Nach Recherchen des NDR und der "Süddeutschen Zeitung" hat der amerikanische Geheimdienst NSA offenbar auch das Telefon des früheren Bundeskanzlers Gerhard Schröder (SPD) abgehört. Mehreren Quellen zufolge war der damalige Regierungschef spätestens seit 2002 im Visier der Amerikaner.

04.02.2014
    Unter Berufung auf US-Regierungskreise und NSA-Insider berichtet die Zeitung, Grund für die Ausspähaktionen der Amerikaner sei der Konfrontationskurs des deutschen Regierungschefs vor dem Irak-Krieg 2003 gewesen, den die Regierung von US-Präsident George W. Bush plante. Den Recherchen von "Süddeutscher Zeitung" und des Norddeutschen Rundfunks zufolge wurde Schröder spätestens 2002 unter der Nummer 388 in eine Liste aufgenommen, in der die National Security Agency (NSA) überwachte Personen und Institutionen führte. Eine Quelle mit direkter Kenntnis der Spionage-Aktion sagte der Zeitung: "Wir hatten Grund zur Annahme, dass (Schröder) nicht zum Erfolg der Allianz beitrug."
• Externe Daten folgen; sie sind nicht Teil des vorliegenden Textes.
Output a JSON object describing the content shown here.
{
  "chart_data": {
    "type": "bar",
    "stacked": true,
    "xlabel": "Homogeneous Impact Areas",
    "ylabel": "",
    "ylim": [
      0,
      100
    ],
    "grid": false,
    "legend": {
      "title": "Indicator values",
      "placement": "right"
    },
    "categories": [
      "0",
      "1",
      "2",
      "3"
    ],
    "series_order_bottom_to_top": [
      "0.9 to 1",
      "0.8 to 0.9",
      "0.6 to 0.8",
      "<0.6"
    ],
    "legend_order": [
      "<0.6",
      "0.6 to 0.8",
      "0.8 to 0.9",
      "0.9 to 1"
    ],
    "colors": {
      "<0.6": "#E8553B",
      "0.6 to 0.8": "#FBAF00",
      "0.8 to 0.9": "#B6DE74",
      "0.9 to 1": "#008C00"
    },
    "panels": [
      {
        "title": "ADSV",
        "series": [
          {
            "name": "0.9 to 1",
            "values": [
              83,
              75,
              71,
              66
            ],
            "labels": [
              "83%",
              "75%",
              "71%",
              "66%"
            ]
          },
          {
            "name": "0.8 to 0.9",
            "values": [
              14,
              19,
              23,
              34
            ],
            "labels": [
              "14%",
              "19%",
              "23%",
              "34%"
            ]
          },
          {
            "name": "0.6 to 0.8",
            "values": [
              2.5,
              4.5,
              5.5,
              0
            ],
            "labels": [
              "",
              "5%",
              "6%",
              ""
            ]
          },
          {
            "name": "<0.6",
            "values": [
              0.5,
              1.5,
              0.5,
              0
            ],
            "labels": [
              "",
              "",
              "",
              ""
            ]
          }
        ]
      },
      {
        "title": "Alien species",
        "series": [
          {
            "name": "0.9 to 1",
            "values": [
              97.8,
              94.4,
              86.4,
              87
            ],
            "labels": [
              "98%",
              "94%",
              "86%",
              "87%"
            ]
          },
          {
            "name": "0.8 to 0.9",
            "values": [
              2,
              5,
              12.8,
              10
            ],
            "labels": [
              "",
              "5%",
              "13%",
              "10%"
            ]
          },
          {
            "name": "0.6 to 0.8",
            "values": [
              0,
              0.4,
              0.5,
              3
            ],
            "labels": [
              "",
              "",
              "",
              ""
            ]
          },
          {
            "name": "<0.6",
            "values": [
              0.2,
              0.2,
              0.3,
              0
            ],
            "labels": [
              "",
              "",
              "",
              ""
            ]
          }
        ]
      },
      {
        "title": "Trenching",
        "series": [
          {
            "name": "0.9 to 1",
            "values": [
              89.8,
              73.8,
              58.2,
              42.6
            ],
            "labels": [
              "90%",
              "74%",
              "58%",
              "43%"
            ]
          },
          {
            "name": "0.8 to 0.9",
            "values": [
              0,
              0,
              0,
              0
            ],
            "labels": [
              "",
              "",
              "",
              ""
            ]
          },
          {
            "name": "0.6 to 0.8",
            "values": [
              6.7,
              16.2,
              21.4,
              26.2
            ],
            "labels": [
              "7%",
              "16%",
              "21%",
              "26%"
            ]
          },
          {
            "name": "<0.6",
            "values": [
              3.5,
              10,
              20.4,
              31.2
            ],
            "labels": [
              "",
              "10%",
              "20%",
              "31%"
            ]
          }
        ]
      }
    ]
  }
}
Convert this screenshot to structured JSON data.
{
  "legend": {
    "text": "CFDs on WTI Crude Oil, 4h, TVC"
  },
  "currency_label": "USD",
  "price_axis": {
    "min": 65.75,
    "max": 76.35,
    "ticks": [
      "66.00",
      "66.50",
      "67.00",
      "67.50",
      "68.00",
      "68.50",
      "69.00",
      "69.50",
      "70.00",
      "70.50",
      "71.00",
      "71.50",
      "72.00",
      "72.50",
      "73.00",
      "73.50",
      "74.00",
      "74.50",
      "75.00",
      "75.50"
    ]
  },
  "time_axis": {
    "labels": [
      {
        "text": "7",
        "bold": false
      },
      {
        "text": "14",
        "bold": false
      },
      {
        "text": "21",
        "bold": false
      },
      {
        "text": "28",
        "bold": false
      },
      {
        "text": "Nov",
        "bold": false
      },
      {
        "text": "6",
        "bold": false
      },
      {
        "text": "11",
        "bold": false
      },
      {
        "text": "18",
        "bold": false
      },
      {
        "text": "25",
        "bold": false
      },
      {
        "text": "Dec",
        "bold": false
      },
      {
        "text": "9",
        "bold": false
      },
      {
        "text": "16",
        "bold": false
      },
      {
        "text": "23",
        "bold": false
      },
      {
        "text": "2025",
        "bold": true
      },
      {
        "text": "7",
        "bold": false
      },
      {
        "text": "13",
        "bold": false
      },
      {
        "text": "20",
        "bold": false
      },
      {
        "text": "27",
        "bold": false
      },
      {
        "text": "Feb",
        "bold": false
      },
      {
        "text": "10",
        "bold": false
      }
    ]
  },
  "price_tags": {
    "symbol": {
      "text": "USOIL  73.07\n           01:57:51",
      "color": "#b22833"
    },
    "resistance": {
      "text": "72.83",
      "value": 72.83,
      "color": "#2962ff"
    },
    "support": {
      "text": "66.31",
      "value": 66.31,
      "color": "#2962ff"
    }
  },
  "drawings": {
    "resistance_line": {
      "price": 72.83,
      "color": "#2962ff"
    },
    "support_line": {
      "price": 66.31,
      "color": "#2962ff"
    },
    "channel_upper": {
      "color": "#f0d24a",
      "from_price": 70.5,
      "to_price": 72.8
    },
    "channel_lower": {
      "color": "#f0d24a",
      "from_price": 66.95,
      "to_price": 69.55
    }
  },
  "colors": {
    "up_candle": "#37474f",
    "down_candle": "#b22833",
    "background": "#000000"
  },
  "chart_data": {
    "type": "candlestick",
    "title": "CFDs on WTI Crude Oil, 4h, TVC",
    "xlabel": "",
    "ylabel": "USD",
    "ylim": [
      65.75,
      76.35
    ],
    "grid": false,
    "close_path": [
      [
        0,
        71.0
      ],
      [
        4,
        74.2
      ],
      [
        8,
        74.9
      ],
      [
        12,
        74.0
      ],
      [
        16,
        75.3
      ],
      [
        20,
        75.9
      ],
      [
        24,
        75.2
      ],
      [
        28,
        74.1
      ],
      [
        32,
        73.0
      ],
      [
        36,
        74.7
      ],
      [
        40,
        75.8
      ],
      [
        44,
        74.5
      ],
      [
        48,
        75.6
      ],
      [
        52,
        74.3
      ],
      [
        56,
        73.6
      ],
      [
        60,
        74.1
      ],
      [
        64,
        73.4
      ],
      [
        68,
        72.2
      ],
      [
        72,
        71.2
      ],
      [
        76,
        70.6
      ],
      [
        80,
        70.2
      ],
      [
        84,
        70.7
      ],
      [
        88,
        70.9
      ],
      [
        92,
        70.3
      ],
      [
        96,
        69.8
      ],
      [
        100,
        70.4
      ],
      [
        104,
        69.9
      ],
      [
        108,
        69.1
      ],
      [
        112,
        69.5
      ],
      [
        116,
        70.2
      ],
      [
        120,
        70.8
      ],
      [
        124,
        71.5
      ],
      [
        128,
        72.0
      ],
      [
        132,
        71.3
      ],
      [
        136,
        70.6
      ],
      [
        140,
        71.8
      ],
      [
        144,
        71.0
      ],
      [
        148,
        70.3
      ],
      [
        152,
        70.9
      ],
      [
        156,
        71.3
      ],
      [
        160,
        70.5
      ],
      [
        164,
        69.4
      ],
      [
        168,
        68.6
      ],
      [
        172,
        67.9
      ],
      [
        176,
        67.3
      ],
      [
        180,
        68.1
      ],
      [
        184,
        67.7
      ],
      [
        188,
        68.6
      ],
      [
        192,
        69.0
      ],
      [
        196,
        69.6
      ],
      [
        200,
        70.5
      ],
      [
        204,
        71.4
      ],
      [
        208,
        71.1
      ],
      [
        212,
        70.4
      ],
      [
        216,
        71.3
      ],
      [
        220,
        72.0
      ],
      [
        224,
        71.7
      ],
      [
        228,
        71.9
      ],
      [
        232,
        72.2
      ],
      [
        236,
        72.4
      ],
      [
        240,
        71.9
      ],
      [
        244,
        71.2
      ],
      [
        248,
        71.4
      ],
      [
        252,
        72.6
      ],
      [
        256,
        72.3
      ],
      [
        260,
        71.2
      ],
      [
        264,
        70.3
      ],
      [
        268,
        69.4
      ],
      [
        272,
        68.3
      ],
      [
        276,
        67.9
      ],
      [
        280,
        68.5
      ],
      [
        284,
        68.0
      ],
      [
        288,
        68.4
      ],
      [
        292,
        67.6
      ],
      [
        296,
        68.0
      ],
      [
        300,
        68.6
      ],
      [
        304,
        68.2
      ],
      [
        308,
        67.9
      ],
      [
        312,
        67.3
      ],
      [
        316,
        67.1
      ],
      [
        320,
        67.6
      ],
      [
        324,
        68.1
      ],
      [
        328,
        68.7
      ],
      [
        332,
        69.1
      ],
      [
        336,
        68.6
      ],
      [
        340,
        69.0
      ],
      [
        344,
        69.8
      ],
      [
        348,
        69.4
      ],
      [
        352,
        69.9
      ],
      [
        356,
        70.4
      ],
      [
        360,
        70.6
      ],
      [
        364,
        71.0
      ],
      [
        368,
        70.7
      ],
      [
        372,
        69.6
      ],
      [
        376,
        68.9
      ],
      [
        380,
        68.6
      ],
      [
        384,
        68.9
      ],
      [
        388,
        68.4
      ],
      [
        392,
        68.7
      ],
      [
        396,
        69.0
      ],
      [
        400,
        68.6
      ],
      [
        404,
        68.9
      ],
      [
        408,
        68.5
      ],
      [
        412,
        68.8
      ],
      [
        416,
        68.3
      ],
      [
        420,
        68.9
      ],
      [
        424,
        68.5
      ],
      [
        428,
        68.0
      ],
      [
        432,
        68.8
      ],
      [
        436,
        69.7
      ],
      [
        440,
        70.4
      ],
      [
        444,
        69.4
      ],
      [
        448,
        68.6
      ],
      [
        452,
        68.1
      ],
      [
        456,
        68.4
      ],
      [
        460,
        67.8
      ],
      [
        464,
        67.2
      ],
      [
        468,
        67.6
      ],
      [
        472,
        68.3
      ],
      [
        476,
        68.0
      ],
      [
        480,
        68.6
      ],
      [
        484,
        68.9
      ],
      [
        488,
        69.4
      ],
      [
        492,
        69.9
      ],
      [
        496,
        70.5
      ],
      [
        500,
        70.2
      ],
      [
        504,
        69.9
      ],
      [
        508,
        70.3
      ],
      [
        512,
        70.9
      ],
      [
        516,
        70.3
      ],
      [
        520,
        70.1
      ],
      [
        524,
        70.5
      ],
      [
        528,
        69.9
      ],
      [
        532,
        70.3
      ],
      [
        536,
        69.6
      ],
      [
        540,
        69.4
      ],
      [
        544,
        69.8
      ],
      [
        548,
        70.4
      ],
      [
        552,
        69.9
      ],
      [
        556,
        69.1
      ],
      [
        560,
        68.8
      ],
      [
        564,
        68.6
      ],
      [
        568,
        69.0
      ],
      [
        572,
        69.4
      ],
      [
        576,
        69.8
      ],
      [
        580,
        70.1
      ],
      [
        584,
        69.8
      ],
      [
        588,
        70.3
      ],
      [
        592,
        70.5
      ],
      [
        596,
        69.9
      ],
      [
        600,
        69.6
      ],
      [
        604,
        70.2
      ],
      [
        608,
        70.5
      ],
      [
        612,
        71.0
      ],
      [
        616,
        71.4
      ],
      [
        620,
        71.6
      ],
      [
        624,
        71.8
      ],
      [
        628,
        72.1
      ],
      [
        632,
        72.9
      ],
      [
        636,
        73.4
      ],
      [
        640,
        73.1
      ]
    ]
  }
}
    Schröder erklärte dazu, er habe sich vor Bekanntwerden der NSA-Affäre das massenhafte Ausspähen nicht vorstellen können. "Damals wäre ich nicht auf die Idee gekommen, von amerikanischen Diensten abgehört zu werden; jetzt überrascht mich das nicht mehr." In deutschen Regierungskreisen wird seit längerem vermutet, dass nicht erst die jetzige Kanzlerin Angela Merkel (CDU), sondern schon die frühere rot-grüne Regierung Ziel von Ausspähungen durch die NSA war.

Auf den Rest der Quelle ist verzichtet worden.